The judge then gave the Limpopo education department until 30 July to come up with a plan for the installation of “safe and secure” school toilets across the province. Such plans have been published by the province’s education department in the past, though never fully actioned. This time it will have no choice, as it has been made an order of court.
Also present in court was Elijah Mhlanga, spokesperson for the Department of Basic Education. He said President Cyril Ramaphosa had already called for an audit of school pit latrines around the country and that the department would comply with the order. “We’re committed to providing acceptable school infrastructure in all schools across the country and are preparing an audit which will be properly costed,” he said.
SECTION27 attorney Sheniece Linderboom said afterwards the family was disappointed with the judgment, and SECTION27 would consider appealing once it had further studied the order and consulted with the family.
SECTION27 put out a statement following the judgment: “While we welcome the structural interdict to provide adequate and safe sanitation for learners in the Limpopo Province, we are at the same time extremely disappointed that the suffering of the Komape family and the circumstances of Michael’s death has been insufficiently recognised and acknowledged.
“It is our view that this is a missed opportunity for developing the law in respect of constitutional damages. The failure to award damages in this case stands in contrast to the damages that were awarded by the retired Deputy Chief Justice Mosenke to the families of the Life Esidimeni victims for the callous treatment of the victims in that case.
“SECTION27 is still studying the judgment but have taken further instructions from the Komape family in respect of this, we anticipate that we will be appealing the damages aspect of the judgment in the Supreme Court of Appeal.”
The positive for the plaintiffs in the court order was the structural interdict compelling the education department to come up with a plan within three months for the roll-out of infrastructure to the province’s schools so as to prevent a repetition of Michael’s tragic death.
Muller rejected the family’s claim for damages relating to grief on the basis that it was not a recognised psychiatric injury. “There is, in my opinion, neither reason in law nor any policy consideration to draw a distinction between grief and any other psychiatric injury or harm,” reads the judgment. Muller further justified his decision based on testimony from the family’s psychologist that members of the family had shown improvement in their psychological condition since undergoing counselling.
Muller’s judgement also concludes that the right to basic education “includes provision of adequate and safe toilets at public schools for learners”, and that the government’s failure to provide these facilities had breached various human rights clauses contained in the Constitution.
The judge then weighed the claim for Constitutional damages, which would benefit the family rather than society as a whole, with an order which would prevent such a tragedy recurring and benefit learners across the province.
“I have come to the conclusion, after a careful consideration of all the facts, that a structural interdict is the only appropriate remedy that is just and equitable which will effectively vindicate the Constitution.
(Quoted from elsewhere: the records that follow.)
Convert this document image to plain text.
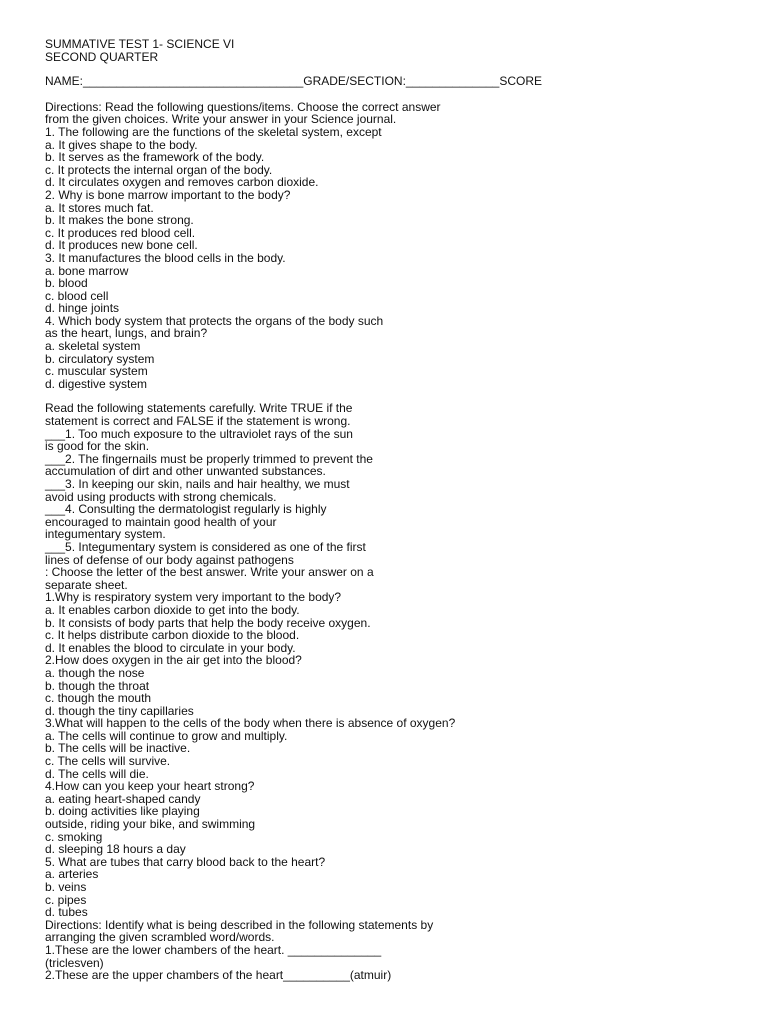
SUMMATIVE TEST 1- SCIENCE VI
SECOND QUARTER
NAME:_________________________________GRADE/SECTION:______________SCORE
Directions: Read the following questions/items. Choose the correct answer
from the given choices. Write your answer in your Science journal.
1. The following are the functions of the skeletal system, except
a. It gives shape to the body.
b. It serves as the framework of the body.
c. It protects the internal organ of the body.
d. It circulates oxygen and removes carbon dioxide.
2. Why is bone marrow important to the body?
a. It stores much fat.
b. It makes the bone strong.
c. It produces red blood cell.
d. It produces new bone cell.
3. It manufactures the blood cells in the body.
a. bone marrow
b. blood
c. blood cell
d. hinge joints
4. Which body system that protects the organs of the body such
as the heart, lungs, and brain?
a. skeletal system
b. circulatory system
c. muscular system
d. digestive system
Read the following statements carefully. Write TRUE if the
statement is correct and FALSE if the statement is wrong.
___1. Too much exposure to the ultraviolet rays of the sun
is good for the skin.
___2. The fingernails must be properly trimmed to prevent the
accumulation of dirt and other unwanted substances.
___3. In keeping our skin, nails and hair healthy, we must
avoid using products with strong chemicals.
___4. Consulting the dermatologist regularly is highly
encouraged to maintain good health of your
integumentary system.
___5. Integumentary system is considered as one of the first
lines of defense of our body against pathogens
: Choose the letter of the best answer. Write your answer on a
separate sheet.
1.Why is respiratory system very important to the body?
a. It enables carbon dioxide to get into the body.
b. It consists of body parts that help the body receive oxygen.
c. It helps distribute carbon dioxide to the blood.
d. It enables the blood to circulate in your body.
2.How does oxygen in the air get into the blood?
a. though the nose
b. though the throat
c. though the mouth
d. though the tiny capillaries
3.What will happen to the cells of the body when there is absence of oxygen?
a. The cells will continue to grow and multiply.
b. The cells will be inactive.
c. The cells will survive.
d. The cells will die.
4.How can you keep your heart strong?
a. eating heart-shaped candy
b. doing activities like playing
outside, riding your bike, and swimming
c. smoking
d. sleeping 18 hours a day
5. What are tubes that carry blood back to the heart?
a. arteries
b. veins
c. pipes
d. tubes
Directions: Identify what is being described in the following statements by
arranging the given scrambled word/words.
1.These are the lower chambers of the heart. ______________
(triclesven)
2.These are the upper chambers of the heart__________(atmuir)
The best interests of all learners at schools must take preference. It is the only means by which the state will be compelled to take active steps to provide the lacking basic sanitary requirements to learners in those schools. It will, no doubt be a mammoth task for the state to undertake. But that cannot deter this court from ordering the state to comply with its obligations in terms of the constitution,” reads the judgment.
The state was ordered to pay the Komape family’s legal costs, and the costs of several of their witnesses in preparation for the trial.